ARD und ZDF stellen ARD Alpha, Tagesschau24 und One ein – neue Bündelung geplant – Medien | ABC-Z

ARD und ZDF bündeln ihre gemeinsamen Programme und stellen dabei drei lineare Sender ein. Die Kanäle ARD Alpha, Tagesschau24 und One sollen zum 31. Dezember 2026 abgeschaltet werden, wie die Sender mitteilten.
Künftig konzentrieren sich ARD und ZDF auf drei gemeinsam veranstaltete Schwerpunktangebote unter neuen Markennamen: Phoenix als Informationsangebot, Neo als Programm für junge Erwachsene sowie Info als Dokumentationskanal. Diese Kanäle bekommen den Zusatz „von ARD und ZDF“ und sollen Information, Bildung, Dokumentation und Inhalte für jüngere Zielgruppen bündeln. Parallel planen die Sender, ihre Zusammenarbeit im Digitalen auszubauen. Auch die Sender 3sat und Funk werden nach der Neustrukturierung fortbestehen.
Dem Schritt ging eine monatelange Beratung voraus, welche Sender aufgegeben und welche erhalten bleiben sollen. Der öffentlich-rechtliche Rundfunk will mit der Neusortierung Kosten sparen. Grundlage ist der Reformstaatsvertrag, der eine Reduzierung der linearen Angebote und eine stärkere Zusammenarbeit der öffentlich-rechtlichen Rundfunkanstalten vorsieht.
Die Verantwortlichen zeigen sich optimistisch. ZDF-Intendant Norbert Himmler sprach in der Mitteilung von einer konstruktiven und zukunftsorientierten Zusammenarbeit beider Häuser.
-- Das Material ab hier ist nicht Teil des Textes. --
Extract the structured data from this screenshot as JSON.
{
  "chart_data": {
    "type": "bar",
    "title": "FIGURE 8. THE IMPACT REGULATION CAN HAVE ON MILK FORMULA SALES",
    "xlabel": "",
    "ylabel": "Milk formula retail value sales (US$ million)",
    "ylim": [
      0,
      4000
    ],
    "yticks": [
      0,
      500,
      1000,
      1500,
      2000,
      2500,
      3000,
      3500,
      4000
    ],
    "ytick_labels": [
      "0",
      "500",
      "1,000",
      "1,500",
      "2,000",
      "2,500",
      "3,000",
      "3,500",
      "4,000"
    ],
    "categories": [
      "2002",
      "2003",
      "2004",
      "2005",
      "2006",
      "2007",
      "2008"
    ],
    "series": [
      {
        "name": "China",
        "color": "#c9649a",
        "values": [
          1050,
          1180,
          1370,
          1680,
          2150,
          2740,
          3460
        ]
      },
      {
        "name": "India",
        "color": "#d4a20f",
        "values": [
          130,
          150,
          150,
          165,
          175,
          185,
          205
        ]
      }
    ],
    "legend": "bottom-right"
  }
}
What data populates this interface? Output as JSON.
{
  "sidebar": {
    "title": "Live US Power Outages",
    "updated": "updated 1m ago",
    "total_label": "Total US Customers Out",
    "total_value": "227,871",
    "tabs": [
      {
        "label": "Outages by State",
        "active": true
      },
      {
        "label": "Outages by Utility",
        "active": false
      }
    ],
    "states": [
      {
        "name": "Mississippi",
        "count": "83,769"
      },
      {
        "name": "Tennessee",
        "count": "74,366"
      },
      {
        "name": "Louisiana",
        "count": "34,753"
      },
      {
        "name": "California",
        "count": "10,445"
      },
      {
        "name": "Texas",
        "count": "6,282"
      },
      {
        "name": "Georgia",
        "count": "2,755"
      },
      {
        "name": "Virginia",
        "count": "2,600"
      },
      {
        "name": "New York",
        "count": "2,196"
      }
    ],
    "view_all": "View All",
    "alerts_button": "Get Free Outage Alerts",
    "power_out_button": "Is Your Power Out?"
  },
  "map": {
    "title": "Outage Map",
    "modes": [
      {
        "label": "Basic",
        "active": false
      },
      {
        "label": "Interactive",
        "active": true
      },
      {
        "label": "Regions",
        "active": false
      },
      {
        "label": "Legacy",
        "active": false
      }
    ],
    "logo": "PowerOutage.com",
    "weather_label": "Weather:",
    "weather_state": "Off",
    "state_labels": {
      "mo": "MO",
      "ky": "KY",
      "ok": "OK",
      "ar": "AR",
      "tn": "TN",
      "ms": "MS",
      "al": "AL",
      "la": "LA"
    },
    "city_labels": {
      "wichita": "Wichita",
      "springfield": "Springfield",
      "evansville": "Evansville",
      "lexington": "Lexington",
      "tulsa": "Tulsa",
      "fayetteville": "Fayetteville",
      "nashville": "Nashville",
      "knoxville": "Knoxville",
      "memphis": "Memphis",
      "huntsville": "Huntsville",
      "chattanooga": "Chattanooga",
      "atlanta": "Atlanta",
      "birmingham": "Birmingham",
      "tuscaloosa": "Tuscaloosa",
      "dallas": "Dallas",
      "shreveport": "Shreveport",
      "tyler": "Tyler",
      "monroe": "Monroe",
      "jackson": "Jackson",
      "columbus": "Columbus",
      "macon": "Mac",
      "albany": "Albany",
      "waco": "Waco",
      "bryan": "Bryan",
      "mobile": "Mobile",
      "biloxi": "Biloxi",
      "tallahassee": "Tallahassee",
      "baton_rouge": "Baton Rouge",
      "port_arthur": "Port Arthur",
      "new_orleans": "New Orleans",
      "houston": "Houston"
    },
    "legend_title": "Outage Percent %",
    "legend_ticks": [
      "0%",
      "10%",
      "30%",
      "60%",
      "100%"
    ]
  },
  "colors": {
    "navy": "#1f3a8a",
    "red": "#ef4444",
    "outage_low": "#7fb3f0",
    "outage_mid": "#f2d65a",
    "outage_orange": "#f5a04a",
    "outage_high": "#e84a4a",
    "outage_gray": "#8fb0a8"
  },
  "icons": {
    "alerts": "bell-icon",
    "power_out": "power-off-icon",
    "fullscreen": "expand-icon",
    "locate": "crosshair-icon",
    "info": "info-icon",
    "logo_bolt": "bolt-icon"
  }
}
Der ARD-Vorsitzende Florian Hager verwies auf bestehende Gemeinschaftsangebote wie Funk oder KiKA, die zeigten, „was ARD und ZDF schaffen können, wenn sie vor allem im Digitalen spezifische Zielgruppen gemeinsam ansprechen“. Dies stärke das öffentlich-rechtliche Angebot nachhaltig.
Am 1. Dezember 2025 war die Reform des Rundfunkstaatsvertrags in Kraft getreten. Neben dem Abbau von Doppelstrukturen und einzelnen Spartenprogrammen sieht die Reform auch vor, dass ARD, ZDF und Deutschlandradio stärker auf die Einbindung der Zuschauer achten sollen. Neben einer Deckelung für die Summe, die der öffentlich-rechtliche Rundfunk für Sportrechte ausgeben darf, wurde bereits kräftig bei den Radiowellen zusammengespart.
Zur Neusortierung der Sender sagte Florian Hager dem Branchenportal „DWDL“, dass man „Inhalte, Portfoliostrategien, Programmplanungen und Workflows“ erst noch erarbeiten müsse. Es sei „alles andere als trivial, was jetzt auf uns zukommt“.